Modern China, Venerable Genre


The giant eye gazing out of the cover of The Eye of Jade met mine from the library recommended shelf, so I threw it in my bag and brought it home. It turns out to be a detective story set in China, with Mei trying to make it at a private detective after she quit her government job rather than compromise her principles. One guiding principle being that she didn't want to be raped, for example. Her mother figures it's just another way this lesser daughter has disappointed; at least Lu had the sense to marry a rich successful man with lots of power.

Mei works at solving a mystery brought to her by a close family friend, but when her mother suffers a possibly fatal stroke she also has to confront her relationships with her family and her attitude towards people. The mystery spirals in towards her mother's past and the grim and amoral choices everyone was forced to make during the horrors of the Cultural Revolution and the Red Terror.

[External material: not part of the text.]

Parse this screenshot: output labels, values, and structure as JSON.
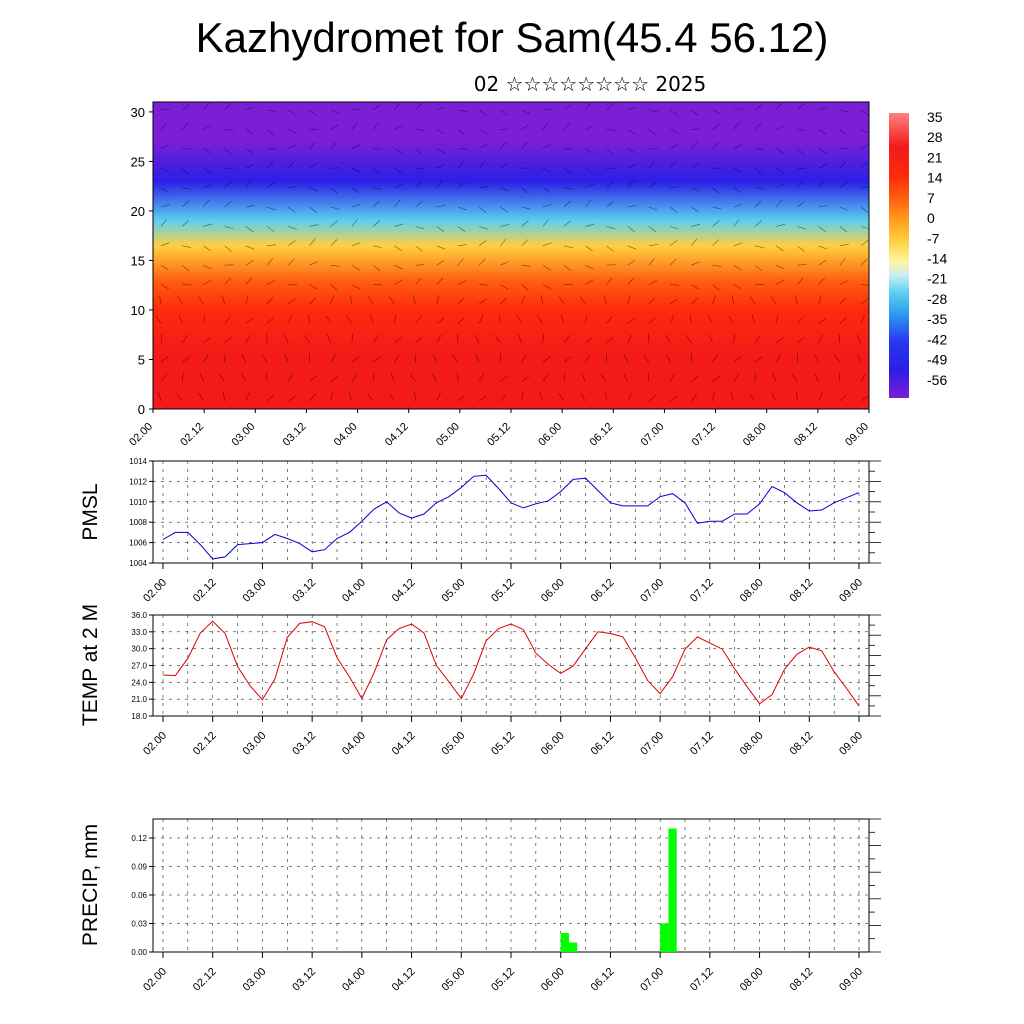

The author, Diane Wei Liang, spends much more time on Mei's connection with her family then on her career as a detective, which is good for me since I'm not a big mystery reader. The details of life in modern China are fascinating, with the layered importance of wealth and power, and the buried secrets of recent and generational history. The complex emotions of fear and grief for the ill mother and the anger at some of the secrets uncovered in the investigation give the story its power. Yet I never felt completely engaged; the tone and language kept me at a remove. It was the same feel that the book Waiting gave me, so it might be a style of Chinese writing that doesn't work well for me. I also didn't like the end; Mei makes a major decision essentially off-stage. I would have preferred to see her confront it before the book ended. I probably won't pick up the next book in this series, but I think the author has a new memoir out that I might look for. B-.

1 comment:

kmitcham said...

Chinese girls do not come with green eyes!

We could totally do a family movie night on Big Trouble in Little China. That is a fun movie.